Atingido pela doença e pelas mortes do filho Daniel e de uma das suas netas, de 10 meses, Auster foi espaçando, nos últimos anos, as intervenções públicas. Uma das exceções mais significativas aconteceu para prestar apoio ao seu amigo, e também escritor, Salman Rushdie, alvo de um atentado em agosto de 2022. 

Em nota de pesar pela morte do escritor, Carmen Serrano, sua editora em Portugal declarou: “(…) Livros como A Trilogia de Nova Iorque, 4321 ou o final Baumgartner, entre tantos outros, desafiaram milhões de leitores e derrubaram barreiras linguísticas e culturais em todo o mundo. A voz de Paul Auster é única, a sua obra perdurará. Fomos igualmente privilegiados por conhecer o homem. Culto, sempre interessado e aberto ao mundo, muito amigo da sua mulher Siri Hustvedt, Paul Auster era um homem gentil. A sua relação com Portugal foi forte e constante, acarinhou-nos e foi acarinhado de volta, são muitas as boas recordações que nos deixa.”
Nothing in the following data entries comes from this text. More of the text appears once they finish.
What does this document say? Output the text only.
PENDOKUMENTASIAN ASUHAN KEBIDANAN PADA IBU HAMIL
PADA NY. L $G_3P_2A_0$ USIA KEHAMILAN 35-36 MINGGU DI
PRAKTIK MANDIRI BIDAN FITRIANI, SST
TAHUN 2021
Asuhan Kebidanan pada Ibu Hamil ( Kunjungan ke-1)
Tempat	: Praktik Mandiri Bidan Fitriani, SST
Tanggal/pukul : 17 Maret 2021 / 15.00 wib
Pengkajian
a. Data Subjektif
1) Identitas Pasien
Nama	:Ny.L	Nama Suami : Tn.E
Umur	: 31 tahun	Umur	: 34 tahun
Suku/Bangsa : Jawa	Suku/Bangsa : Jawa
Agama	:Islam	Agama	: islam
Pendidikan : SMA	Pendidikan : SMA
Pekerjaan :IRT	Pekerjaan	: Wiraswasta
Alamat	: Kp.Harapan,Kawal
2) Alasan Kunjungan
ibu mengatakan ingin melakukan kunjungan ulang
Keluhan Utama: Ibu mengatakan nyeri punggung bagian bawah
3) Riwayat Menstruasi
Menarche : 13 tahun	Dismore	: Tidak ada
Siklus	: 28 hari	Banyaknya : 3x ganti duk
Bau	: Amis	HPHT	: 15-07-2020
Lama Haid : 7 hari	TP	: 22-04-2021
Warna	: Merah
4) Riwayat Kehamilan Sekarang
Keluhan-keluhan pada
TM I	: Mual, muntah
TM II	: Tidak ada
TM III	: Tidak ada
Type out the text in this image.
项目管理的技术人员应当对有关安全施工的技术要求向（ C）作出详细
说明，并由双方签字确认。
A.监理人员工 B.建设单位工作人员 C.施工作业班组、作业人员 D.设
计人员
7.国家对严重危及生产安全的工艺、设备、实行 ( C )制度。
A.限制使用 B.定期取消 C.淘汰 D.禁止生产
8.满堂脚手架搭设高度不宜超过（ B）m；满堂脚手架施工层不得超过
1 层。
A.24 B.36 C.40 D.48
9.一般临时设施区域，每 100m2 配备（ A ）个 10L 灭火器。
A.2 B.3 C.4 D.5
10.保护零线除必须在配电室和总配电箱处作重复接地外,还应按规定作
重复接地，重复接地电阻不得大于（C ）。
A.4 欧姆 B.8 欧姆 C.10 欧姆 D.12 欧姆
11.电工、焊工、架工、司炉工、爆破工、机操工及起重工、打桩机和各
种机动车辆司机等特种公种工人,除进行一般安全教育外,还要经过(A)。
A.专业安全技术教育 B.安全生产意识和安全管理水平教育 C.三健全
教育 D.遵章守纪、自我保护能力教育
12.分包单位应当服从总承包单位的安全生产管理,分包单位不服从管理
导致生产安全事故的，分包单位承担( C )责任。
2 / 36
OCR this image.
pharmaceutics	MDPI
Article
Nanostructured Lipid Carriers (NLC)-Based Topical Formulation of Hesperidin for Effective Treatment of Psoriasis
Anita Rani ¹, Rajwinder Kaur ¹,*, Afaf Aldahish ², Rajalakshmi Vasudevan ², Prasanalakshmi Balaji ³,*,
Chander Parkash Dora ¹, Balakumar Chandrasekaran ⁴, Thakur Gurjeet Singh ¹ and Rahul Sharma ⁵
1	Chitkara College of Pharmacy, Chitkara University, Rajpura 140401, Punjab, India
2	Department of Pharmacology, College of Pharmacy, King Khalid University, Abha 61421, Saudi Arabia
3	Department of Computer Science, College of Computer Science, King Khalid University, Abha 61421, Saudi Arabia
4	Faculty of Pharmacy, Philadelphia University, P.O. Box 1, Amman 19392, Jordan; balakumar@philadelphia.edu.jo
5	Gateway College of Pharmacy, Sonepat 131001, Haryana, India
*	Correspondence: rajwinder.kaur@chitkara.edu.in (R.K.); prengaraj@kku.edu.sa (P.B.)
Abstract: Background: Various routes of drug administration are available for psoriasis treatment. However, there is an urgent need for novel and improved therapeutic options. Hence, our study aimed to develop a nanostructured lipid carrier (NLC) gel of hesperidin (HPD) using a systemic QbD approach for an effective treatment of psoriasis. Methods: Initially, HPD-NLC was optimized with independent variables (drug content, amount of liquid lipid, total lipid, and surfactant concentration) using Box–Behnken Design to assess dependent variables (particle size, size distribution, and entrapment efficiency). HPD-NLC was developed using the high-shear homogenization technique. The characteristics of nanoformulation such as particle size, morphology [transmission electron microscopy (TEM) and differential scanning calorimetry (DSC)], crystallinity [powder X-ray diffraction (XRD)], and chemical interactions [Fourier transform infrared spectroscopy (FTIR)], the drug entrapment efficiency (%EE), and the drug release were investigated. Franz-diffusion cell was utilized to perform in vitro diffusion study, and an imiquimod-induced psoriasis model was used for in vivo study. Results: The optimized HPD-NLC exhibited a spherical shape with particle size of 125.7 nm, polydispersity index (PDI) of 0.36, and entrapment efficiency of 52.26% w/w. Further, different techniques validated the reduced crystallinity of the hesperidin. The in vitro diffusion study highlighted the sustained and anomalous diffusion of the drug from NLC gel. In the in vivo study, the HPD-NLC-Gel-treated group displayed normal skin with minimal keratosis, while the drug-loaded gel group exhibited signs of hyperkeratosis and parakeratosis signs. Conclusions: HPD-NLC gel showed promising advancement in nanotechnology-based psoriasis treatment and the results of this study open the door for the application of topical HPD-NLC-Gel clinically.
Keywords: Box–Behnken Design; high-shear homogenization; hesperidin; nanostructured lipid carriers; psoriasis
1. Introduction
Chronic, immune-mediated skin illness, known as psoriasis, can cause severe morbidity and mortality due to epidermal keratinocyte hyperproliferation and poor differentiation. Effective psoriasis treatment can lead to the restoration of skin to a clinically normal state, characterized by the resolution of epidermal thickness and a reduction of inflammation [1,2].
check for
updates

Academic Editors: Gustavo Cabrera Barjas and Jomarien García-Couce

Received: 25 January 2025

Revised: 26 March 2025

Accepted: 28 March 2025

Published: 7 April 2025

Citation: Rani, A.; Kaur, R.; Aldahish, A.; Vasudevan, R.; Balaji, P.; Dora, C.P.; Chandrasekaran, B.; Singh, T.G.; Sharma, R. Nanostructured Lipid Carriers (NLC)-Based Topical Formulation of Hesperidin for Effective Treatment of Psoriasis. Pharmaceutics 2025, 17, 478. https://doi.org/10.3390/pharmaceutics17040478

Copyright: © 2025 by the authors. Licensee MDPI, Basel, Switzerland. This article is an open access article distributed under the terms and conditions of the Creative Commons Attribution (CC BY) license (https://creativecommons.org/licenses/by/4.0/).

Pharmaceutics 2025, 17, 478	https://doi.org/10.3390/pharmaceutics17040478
Ao longo da carreira, Auster recebeu vários prémios e distinções importantes como o Príncipe das Astúrias, a comenda da Ordem das Artes e Letras de França ou o Prémio Médicis de melhor romance por Leviathan, mas é possível que nada lhe tenha sido tão agradável como o facto de todos os anos, a 27 de fevereiro, Brooklyn celebrar o Dia de Paul Auster.